Washington must strengthen alliances amid closer China-Russia ties, US senators hear
- Beijing is happy to see American resources depleted in a prolonged war in Ukraine, members of the Senate Armed Services Committee are told
- Lawmakers explore how Moscow’s assaults on Ukraine are affecting the US military’s ability to deter Beijing from attacking Taiwan

China has an interest in a long war in Ukraine as the conflict threatens to deplete American military resources, experts told US lawmakers on Wednesday, adding that the US must build closer ties in other regions to undercut support that Beijing and Moscow get from third countries.
Expectations of closer China-Russia relations was one among many insights offered in a Senate Armed Services Committee hearing on global security challenges, in which lawmakers also explored how Moscow’s war against Ukraine, now entering its second year, affects the US military’s ability to deter Beijing from attacking Taiwan.

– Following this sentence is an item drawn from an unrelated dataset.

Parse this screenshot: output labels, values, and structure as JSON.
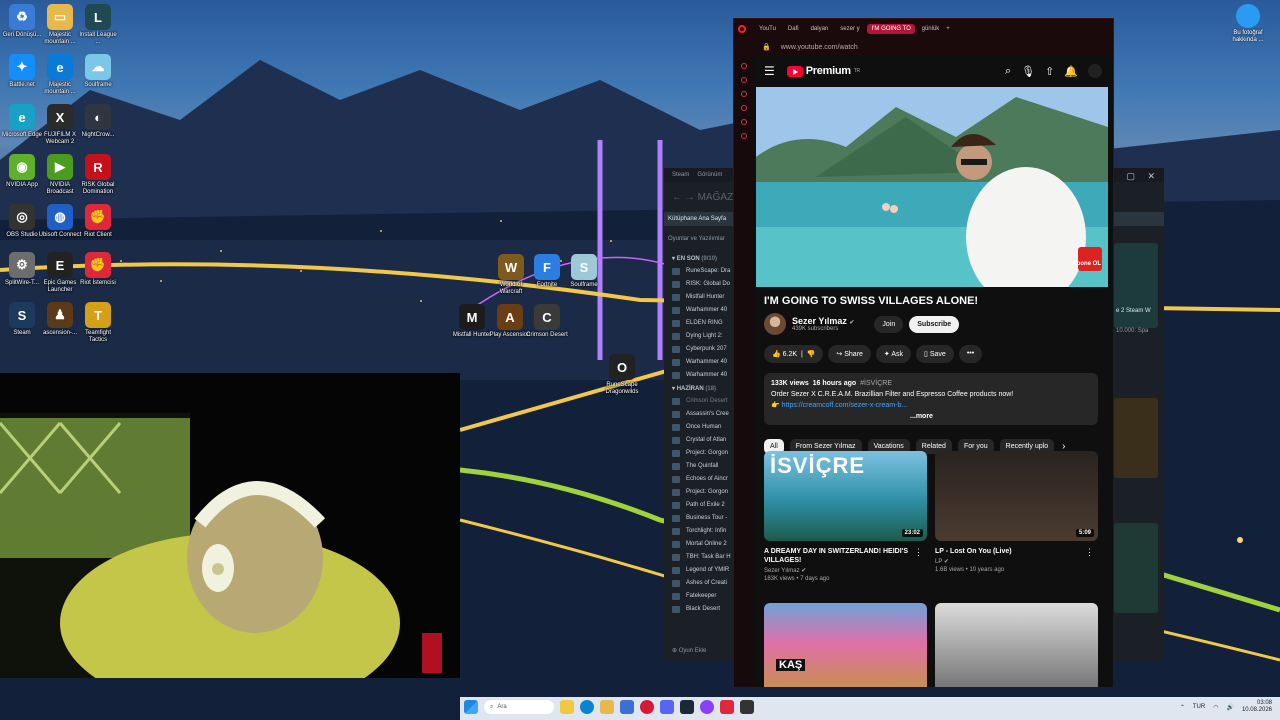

“It seems more and more likely that China and Russia will find their interests converging, as they already have up until this date,” said Fiona Hill, who served as the director for European and Russian affairs at the National Security Council until mid-2019.
“China has no interest in Russia losing in this war, and might in fact have a vested interest in this war going on in Ukraine as long as possible, because it does take up a large amount of equipment and armaments, particularly ammunition and then the increasing demands from Ukraine … for other equipment,” said Hill, now a senior fellow at the Brookings Institution’s Centre on the United States and Europe.
“We would make a mistake if we think of China and what Russia is doing as two separate things,” she added. “Right now they’re melded together.”